Nearly eight years after Hurricane Wilma ripped through Florida, Hollywood will receive $4.6 million to cover the costs of clean-up and removal of dangerous stumps and limbs.
The city has been fighting with the U.S. Department of Homeland Security’s Federal Emergency Management Agency for years to get reimbursed the cost of cleaning up the trees destroyed by the storm. FEMA originally determined the city had not counted correctly and only paid the Hollywood about $100,000. A year later, FEMA added about $720,000.

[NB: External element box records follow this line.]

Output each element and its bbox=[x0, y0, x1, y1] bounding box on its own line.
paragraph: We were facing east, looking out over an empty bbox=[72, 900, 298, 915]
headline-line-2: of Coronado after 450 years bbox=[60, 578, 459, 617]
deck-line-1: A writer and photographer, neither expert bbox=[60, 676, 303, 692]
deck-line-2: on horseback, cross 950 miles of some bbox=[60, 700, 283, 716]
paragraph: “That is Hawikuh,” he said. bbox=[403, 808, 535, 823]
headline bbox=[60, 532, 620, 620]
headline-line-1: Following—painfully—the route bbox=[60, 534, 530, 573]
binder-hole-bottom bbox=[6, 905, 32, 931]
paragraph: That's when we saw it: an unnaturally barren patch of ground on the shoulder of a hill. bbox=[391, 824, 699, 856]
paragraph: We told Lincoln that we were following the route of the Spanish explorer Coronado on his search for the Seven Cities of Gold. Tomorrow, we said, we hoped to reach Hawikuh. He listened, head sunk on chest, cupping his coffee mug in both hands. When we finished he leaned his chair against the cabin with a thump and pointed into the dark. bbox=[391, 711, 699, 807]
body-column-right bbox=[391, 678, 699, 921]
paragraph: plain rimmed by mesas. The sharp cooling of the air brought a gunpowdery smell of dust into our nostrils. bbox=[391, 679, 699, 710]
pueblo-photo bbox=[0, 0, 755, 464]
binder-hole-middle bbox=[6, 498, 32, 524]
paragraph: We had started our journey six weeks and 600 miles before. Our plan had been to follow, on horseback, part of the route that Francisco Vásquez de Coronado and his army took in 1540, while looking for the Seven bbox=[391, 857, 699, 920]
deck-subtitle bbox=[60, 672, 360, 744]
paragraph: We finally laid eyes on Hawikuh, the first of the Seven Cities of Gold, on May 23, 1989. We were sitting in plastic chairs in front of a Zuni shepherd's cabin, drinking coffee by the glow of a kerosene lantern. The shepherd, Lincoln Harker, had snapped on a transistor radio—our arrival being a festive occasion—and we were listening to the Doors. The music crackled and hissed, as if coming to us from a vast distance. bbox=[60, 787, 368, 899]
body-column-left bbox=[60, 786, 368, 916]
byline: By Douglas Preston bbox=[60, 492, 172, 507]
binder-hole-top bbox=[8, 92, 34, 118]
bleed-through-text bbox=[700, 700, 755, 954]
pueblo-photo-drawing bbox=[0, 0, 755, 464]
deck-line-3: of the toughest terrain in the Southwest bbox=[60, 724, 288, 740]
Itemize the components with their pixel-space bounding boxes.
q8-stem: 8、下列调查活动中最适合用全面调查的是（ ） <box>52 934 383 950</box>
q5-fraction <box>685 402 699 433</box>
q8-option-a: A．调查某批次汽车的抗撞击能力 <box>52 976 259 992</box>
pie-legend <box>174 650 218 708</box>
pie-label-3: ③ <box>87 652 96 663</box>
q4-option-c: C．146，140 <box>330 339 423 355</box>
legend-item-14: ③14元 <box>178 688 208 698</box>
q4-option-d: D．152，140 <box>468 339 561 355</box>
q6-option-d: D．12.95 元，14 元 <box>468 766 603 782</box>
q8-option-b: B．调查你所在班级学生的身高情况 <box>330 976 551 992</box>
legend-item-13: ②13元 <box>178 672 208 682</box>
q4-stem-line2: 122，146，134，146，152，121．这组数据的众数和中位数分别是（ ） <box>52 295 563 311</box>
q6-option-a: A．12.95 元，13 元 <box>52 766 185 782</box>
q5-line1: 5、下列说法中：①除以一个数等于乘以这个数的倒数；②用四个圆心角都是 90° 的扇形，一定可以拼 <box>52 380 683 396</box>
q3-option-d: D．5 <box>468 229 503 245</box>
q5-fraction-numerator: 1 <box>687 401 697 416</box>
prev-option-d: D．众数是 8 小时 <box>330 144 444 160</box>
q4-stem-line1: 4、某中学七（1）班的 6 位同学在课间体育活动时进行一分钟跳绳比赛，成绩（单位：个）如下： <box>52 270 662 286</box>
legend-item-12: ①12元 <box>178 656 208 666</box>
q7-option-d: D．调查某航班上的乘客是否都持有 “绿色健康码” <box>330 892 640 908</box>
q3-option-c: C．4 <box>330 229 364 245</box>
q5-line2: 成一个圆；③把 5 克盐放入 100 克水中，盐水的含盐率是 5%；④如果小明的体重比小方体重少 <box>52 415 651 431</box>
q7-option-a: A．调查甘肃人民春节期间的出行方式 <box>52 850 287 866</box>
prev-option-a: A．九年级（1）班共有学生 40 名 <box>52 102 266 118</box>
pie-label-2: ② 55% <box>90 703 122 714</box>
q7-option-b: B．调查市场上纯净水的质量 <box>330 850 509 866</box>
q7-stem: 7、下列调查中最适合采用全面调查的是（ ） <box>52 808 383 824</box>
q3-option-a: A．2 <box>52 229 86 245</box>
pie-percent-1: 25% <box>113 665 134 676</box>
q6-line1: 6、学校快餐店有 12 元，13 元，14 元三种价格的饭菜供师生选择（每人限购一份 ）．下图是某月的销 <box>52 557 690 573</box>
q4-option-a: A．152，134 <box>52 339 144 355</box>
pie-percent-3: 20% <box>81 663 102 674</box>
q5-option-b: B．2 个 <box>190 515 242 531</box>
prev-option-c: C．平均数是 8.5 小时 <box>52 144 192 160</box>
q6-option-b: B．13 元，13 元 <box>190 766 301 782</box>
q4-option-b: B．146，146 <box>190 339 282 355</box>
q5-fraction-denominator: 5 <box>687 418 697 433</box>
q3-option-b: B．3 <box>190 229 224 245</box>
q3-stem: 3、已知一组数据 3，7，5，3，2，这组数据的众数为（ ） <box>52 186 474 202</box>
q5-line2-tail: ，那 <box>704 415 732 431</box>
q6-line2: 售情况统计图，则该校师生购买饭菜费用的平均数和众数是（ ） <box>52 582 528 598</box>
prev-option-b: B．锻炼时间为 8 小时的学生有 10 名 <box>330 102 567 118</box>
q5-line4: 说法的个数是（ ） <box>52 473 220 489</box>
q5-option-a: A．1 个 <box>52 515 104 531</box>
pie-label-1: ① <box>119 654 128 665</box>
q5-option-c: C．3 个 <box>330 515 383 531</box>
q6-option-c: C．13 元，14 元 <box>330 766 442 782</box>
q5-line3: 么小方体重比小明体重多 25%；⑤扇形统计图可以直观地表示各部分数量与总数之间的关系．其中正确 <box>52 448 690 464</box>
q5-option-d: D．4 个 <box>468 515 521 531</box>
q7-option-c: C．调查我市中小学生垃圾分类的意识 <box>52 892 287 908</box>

But the city argued it was eligible for federal disaster funds for the nearly 15,000 trees destroyed.
Vice Mayor Dick Blattner said the city never gave up, saying the money was money owed to the city.
“All of our efforts paid off,” he said.
In March 2012, the city filed its first appeal, which was denied.
In November 2012, the city filed a second appeal to the agency’s decision and on separate occasions Mayor Peter Bober, Vice Mayor Dick Blattner and Patrick Gill, from the city’s accounting division, traveled to Washington, D.C., to ask for the reimbursement.
U.S. Sen. Bill Nelson, U.S. Rep. Debbie Wasserman-Schulz and U.S. Rep. Frederica Wilson helped in the fight.
In a letter dated June 28, FEMA determined that “the applicant’s documentation supports the eligibility of the work performed.”
The city has not yet received the check, which will go into its coffers. The loan taken out to pay for the cleanup has already been paid back by the city, City Manager Cathy Swanson-Rivenbark said.
Bober said the decision was a long time in coming.
“The money was always ours,” he said. “We just caught up in a lot of red tape.”